Orleans Clustering Provider for Kubernetes

Orleans is a framework that provides a straight-forward approach to building distributed high-scale computing applications, without the need to learn and apply complex concurrency or other scaling patterns.

Kubernetes (a.k.a. Kube or just K8s) is an open-source system for automating deployment, scaling, and management of containerized applications. In other words, it is one of the most popular container orchestrators out there.

Orleans.Clustering.Kubernetes is a package that use Kubernetes as a backend for Cluster Membership, making it easy to run Orleans clusters on top of Kubernetes.

TL;DR

If you want to quickly test it, clone this repo and go to the Samples Directory for instructions on how to run a sample cluster.

Overview

Kubernetes has multiple ways to extend its API and one of those ways allow you to easily add custom data structures to it so it can be consumed later on by applications. Those objects are called Custom Resources (CRD). The objects created based on CRDs are backed by the internal etcd instance part of every Kubernetes deployment.

Two CRDs are created by this provider in order to store the Cluster Membership objects to comply with Orleans Extended Cluster Membership Protocol. ClusterVersion and Silo. Examples on how to install each CRD can be found under the samples folder.

• ClusterVersionCRD.yaml
• SiloEntryCRD.yaml

Those objects can be created at startup of the first silo in the cluster or, manually created by regular .yaml files. The package includes the two files with the required specs for each one. They must be deployed into the cluster before any Orleans application is deployed with this provider.

This provider uses only Kubernetes API Server to create/read those objects. By default, it uses the In Cluster API endpoint which is available on each pod.

From the security perspective, the provider uses whatever serviceaccount configured for the Kubernetes Deployment object by reading the API credentials from the pod itself.

Installation

Installation is performed via NuGet

From Package Manager:

PS> Install-Package Orleans.Clustering.Kubernetes

.Net CLI:

# dotnet add package Orleans.Clustering.Kubernetes

Paket:

# paket add Orleans.Clustering.Kubernetes

Configuration

A functional Kubernetes cluster is required for this provider to work. If you don't have one yet, there are multiple (and mostly complicated) ways to deploy Kubernetes for production use and it is out of scope of this provider as there are many articles around the web on how to do it.
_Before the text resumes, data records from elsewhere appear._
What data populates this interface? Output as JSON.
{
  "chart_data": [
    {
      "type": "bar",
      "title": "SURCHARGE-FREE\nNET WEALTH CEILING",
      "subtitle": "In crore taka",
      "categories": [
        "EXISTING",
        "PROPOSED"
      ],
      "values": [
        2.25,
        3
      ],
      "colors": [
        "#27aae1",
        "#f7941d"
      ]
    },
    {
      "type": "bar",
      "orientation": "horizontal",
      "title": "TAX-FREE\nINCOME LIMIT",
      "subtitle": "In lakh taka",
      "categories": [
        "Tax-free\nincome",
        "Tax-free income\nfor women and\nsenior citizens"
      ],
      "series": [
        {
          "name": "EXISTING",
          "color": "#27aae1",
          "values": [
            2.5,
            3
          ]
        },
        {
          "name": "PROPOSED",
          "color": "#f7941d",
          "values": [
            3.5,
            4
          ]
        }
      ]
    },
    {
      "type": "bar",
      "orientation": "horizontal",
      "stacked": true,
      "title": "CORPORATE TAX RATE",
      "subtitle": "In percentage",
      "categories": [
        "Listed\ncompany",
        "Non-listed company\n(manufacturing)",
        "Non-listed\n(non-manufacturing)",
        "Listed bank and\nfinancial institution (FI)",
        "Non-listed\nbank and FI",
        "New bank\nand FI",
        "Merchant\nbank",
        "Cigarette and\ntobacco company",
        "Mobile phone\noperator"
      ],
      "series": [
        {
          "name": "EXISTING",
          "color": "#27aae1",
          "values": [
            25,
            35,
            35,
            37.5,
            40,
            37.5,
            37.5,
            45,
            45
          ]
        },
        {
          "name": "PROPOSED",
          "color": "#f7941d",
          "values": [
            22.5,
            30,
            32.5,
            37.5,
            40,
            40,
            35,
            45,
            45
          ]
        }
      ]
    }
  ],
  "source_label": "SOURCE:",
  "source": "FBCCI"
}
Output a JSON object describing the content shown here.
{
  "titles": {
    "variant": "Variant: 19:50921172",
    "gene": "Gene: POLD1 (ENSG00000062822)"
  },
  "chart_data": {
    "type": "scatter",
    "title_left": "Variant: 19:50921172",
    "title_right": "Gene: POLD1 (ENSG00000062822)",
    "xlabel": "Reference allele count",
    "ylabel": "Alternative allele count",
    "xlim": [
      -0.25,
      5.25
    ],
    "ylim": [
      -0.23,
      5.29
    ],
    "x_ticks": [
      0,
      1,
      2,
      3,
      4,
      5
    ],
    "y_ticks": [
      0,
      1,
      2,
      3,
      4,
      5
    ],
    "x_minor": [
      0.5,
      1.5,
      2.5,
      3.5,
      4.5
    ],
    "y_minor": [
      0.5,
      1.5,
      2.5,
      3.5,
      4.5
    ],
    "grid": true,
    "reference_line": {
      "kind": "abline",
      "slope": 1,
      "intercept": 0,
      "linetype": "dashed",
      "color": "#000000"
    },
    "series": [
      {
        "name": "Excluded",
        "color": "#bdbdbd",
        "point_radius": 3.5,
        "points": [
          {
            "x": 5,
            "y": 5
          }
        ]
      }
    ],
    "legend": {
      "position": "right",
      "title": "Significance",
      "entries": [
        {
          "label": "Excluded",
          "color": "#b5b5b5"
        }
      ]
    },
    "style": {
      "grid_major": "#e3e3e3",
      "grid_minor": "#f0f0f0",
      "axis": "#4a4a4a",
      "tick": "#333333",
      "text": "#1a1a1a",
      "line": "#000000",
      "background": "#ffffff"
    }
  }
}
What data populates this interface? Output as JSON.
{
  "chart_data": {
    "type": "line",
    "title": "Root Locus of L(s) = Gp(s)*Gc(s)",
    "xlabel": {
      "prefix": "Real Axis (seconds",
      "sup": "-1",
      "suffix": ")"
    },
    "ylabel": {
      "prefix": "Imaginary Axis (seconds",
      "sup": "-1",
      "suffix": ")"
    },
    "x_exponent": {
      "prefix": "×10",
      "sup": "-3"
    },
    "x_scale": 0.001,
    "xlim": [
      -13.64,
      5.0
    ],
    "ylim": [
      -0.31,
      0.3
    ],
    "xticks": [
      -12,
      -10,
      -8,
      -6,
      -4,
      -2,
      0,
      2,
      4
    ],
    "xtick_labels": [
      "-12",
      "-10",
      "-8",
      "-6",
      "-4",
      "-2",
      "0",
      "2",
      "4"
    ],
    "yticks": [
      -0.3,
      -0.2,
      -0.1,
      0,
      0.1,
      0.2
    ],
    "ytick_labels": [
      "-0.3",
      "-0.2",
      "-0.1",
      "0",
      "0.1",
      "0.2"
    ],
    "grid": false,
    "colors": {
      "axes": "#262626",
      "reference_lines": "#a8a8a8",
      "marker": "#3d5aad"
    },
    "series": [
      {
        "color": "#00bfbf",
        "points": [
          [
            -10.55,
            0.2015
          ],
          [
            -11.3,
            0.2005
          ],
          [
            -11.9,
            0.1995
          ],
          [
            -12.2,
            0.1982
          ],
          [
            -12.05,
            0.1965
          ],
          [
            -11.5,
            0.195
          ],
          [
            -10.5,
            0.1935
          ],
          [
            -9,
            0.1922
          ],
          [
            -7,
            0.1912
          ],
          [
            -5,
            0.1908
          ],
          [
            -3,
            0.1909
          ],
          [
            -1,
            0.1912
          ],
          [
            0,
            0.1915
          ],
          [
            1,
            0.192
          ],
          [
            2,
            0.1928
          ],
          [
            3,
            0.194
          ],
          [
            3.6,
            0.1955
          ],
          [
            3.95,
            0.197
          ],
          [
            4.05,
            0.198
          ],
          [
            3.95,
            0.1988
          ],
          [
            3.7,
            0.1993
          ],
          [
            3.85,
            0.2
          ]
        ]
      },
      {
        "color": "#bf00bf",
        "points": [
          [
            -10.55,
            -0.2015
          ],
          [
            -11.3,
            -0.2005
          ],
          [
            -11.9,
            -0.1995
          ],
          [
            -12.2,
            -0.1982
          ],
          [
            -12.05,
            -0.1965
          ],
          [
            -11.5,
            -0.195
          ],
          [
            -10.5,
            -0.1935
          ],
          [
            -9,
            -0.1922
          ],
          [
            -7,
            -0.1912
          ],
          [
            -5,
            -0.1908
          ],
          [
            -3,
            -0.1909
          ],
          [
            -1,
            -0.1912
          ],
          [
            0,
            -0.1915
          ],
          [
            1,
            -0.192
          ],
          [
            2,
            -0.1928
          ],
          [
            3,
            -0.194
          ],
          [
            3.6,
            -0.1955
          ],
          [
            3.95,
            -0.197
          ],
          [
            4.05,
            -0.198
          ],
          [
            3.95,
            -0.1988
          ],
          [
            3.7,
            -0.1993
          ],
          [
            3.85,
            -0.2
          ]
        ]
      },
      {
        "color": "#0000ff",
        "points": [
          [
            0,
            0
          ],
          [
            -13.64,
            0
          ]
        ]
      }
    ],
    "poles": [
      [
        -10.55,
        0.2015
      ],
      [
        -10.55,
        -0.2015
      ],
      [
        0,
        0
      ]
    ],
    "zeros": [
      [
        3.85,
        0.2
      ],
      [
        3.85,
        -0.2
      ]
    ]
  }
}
However, if you are playing with Docker and Kubernetes for the first time or you want to build a development box, Scott Hanselman has a nice article showing how to easily setup Docker for Windows with Kubernetes on your machine. Although it shows Windows 10, it can be easily adopted to Mac OSX as well.

Custom Resource Definitions

You need to apply both .yaml files from the package before starting the silo. It must be done once per Kubernetes cluster.

Note: You can also deploy the CRDs from the files on the Definitions directory on this repo.

Silo

Tell Orleans runtime that we are going to use Kubernetes as our Cluster Membership Provider:

var silo = new SiloBuilder()
        ...
        .UseKubeMembership()
        ...
        .Build();

Client

Now that our silo is up and running, the Orleans client needs to connect to the Kubernetes to look for Orleans Gateways.

var client = new ClientBuilder()
        ...
        .UseKubeGatewayListProvider() // Optionally use the configure delegate to specify the namespace where you cluster is running.
        ...
        .Build();

The provider will discover the cluster based on the kubernetes namespace the silo pod is running. In the case of the client, if a configure delegate with the Namespace property set to a non-null value is specified, it will ignore the current running pod namespace and will try to use that namespace instead.

Great! Now enjoy your Orleans application running within a Kubernetes cluster without needing an external membership provider!

Security considerations

This provider behaves like any regular application being hosted on Kubernetes. That means it doesn't care about the underlying kubernetes security model. In this particular provider however, it expects the pod to have access to the API server. Usually this access is granted to the service account being used by the POD (for more on that check Kubernetes docs for service accounts) by enabling RBAC or whatever other authorization plugin your cluster is using.

Regardless of the authorization plugin being used, ensure the following:

1. The service account on the Silo pod has access to the Kubernetes API server to read and write objects (essentially GET, LIST, PUT, DELETE, POST permissions);
2. The service account on the Client pod must be able to access the Kubernetes API server to read objects (GETand LIST permissions).

Contributions

PRs and feedback are very welcome! This repo follows the same contributions guideline as Orleans does and github issues will have help-wanted topics as they are coming.